The next phase will involve “stabilization,” Polis said. Those efforts will include keeping the R0 value around 1 – meaning each person with the virus would only pass it along to one other person – as well as increasing testing, implementing contact tracing regimens and keeping social distancing measures of sorts in place for some period of time. Large gatherings would continue to be prohibited, and the state would make changes to distancing and closure measures on a dynamic basis, the governor said.

The third and final step would involve “recovery” and would only happen once a vaccine, cure or other treatment can be widely implemented, or herd immunity is developed, Polis said. At that point, Polis said that all restrictions that currently inhibit Coloradans’ lives could be lifted as public health officials monitor for outbreaks and isolate them.

Under the second and third phases, the most at-risk people – older Coloradans and those with pre-existing health conditions – would still likely see the strongest distancing measures in order to protect them.

He said that non-critical businesses, once they are reopened, will have to continue enforcing social distancing guidelines and asking people to wear masks – and that some of what has worked at essential businesses like grocery stores would be applied to those non-critical businesses as well.

He said he expected the state to know within the next five days what level of social distancing has been achieved so far and when some of those next steps might be able to start going in place.
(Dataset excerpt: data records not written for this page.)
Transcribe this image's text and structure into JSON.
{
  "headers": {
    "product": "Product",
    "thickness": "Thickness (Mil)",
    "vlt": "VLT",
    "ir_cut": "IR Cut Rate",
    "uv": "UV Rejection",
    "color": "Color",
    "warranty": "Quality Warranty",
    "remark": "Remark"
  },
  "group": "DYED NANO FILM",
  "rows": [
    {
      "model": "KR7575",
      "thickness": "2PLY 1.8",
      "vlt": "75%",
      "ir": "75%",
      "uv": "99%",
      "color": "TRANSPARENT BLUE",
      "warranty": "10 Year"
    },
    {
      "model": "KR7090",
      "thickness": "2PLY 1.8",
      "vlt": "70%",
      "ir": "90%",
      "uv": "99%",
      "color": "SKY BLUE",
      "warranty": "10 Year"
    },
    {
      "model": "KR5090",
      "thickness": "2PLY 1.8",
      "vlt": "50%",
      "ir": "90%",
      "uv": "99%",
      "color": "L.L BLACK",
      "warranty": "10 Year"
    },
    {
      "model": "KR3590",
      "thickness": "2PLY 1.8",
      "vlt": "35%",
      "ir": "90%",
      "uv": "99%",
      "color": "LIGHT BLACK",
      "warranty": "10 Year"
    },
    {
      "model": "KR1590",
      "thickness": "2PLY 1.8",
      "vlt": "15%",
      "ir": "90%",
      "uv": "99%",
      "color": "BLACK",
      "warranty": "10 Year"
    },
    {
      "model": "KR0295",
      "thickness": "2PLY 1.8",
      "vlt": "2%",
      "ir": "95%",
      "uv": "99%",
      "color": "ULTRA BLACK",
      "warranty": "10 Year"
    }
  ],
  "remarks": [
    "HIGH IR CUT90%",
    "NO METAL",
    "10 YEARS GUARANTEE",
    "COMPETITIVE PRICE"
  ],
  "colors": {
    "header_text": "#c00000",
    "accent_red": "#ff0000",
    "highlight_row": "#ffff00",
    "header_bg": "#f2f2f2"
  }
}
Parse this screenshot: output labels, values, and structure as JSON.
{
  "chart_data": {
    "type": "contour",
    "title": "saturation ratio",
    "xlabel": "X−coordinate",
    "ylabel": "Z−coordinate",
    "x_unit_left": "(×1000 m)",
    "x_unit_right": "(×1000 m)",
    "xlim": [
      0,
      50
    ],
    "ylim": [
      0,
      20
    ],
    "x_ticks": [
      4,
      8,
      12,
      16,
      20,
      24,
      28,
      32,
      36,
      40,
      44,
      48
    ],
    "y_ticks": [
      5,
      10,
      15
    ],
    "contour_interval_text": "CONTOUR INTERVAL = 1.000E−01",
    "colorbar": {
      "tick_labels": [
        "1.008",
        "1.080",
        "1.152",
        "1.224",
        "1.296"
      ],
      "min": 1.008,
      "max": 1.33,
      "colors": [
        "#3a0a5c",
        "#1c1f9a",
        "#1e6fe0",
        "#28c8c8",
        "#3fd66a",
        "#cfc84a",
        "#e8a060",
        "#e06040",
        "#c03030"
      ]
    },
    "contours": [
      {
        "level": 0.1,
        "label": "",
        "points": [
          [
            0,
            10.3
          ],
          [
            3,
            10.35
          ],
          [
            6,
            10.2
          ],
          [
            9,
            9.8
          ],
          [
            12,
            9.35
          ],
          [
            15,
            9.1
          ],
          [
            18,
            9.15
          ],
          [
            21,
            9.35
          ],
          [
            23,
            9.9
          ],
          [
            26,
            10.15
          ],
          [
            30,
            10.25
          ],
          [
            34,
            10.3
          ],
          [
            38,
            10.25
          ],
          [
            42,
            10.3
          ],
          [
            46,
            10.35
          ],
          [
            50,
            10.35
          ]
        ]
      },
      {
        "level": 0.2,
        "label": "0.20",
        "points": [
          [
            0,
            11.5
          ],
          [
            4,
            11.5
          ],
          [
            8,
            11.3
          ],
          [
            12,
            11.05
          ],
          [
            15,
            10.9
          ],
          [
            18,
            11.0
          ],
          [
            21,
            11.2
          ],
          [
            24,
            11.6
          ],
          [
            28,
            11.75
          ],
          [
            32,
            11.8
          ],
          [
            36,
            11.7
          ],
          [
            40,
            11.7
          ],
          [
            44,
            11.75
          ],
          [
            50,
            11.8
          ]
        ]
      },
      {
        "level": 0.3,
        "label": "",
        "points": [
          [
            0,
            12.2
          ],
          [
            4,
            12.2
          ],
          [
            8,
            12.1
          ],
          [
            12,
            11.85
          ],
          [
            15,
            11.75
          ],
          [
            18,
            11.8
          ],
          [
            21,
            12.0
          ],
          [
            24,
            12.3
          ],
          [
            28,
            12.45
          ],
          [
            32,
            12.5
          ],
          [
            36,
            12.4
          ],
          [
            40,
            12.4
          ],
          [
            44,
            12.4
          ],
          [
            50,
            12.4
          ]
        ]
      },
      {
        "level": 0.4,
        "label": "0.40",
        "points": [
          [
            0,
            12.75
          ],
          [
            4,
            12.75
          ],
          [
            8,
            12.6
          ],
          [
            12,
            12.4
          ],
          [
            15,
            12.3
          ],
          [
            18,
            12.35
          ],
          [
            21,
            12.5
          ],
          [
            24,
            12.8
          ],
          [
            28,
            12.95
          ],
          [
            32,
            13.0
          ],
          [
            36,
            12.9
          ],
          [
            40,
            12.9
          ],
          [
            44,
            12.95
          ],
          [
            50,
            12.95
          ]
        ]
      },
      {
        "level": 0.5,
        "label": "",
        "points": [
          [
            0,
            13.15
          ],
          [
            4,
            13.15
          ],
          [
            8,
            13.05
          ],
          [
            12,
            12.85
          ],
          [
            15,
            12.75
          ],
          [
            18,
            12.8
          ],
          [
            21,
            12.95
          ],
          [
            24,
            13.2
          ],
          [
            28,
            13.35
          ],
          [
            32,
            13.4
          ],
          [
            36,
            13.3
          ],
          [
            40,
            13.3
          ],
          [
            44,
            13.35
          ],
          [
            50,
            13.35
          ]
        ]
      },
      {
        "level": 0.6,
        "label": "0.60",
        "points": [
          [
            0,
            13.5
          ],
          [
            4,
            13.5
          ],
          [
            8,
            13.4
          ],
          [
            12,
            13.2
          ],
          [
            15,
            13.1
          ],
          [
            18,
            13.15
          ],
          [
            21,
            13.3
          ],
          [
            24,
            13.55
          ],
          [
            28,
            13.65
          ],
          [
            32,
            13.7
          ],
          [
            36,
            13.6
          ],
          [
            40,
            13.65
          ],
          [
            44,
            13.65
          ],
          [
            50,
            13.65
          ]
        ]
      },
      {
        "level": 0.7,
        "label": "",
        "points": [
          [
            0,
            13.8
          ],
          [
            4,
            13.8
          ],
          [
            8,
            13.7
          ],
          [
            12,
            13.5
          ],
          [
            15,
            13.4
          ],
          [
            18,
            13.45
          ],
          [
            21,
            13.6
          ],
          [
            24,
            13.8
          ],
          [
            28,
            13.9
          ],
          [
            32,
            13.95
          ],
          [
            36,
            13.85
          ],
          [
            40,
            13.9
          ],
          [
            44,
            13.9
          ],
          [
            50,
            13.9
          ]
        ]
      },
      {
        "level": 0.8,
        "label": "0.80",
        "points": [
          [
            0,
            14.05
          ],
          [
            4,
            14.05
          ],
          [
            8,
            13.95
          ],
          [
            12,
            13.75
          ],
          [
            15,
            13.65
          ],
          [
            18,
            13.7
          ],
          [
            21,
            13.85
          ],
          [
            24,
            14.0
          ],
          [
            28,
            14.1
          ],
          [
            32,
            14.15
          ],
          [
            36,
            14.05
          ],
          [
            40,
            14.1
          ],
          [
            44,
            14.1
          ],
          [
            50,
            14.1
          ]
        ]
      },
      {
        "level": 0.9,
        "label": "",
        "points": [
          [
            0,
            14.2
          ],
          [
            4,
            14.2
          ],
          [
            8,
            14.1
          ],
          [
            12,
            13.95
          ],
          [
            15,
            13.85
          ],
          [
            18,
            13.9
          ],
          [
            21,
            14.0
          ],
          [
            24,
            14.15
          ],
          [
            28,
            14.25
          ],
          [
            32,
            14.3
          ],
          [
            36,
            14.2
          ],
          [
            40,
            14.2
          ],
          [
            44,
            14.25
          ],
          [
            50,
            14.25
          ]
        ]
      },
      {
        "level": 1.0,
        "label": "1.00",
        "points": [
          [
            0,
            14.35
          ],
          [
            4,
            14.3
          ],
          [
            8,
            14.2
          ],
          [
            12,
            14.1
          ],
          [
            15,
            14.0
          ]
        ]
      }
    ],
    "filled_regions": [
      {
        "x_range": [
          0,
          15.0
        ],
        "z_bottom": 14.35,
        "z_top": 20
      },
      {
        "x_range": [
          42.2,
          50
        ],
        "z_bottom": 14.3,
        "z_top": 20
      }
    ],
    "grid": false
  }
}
Polis said he had been talking with the governors of Wyoming, Kansas, New Mexico and Utah about coordinating their plans together but that they had not formed an official alliance, as have some other states on the west and east coasts. But he said they were working well together on planning how to keep their guidance in line with one another’s so as to keep spread from happening across state lines as the states move forward with their respective restrictions.

He said they were also having conversations around how to share ventilators and other supplies through a regional approach.

Polis grew emotional when a reporter asked him about claims from some people that the public health orders were equitable to what happened in Nazi Germany and slammed those who would make such a comparison.

Colorado Gov. Jared Polis gets emotional while defending stay-at-home order against claims of Nazism

“Well, first of all, as a Jewish American who lost family in the Holocaust, I’m offended by any comparison to Nazism. We act to save lives -- the exact opposite of the slaughter of 6 million Jews, and many gypsies and Catholics, and gays and lesbians, and Russians, and so many others,” Polis said.

“That being said, we know that these steps are difficult. And it’s not a contest to see what you can get away with. It’s a contest to see how well you can stay at home. By not staying at home, by having parties, by congregating, you’re not sticking it to the government. You’re not sticking it to Jared Polis. You’re sticking it to yourself,” he added. “Because you’re putting yourself and your loved ones in jeopardy, and you’re prolonging the economic pain and difficulties that your fellow Coloradans face. Now is the time for us to act with unity, to act together, to be able to do the best that we can to stay at home except when absolutely necessary so that we can open up sooner rather than later, so that we can have more freedom quicker rather than later, and we can create a sustainable way for us to get by as a state and as a country."

Polis stressed that staying home and adhering to the stay-at-home order and social distancing measures was the quickest way to do so. And he said again Wednesday – as he has in recent weeks – that Colorado in the months ahead could only return to a “new normal,” a world with the novel coronavirus, and that it would be a long time before anyone might be able to return to what was once a normal life.

“We want to dispel any notion that we can go back to the way things were in January or February of 2020,” he said.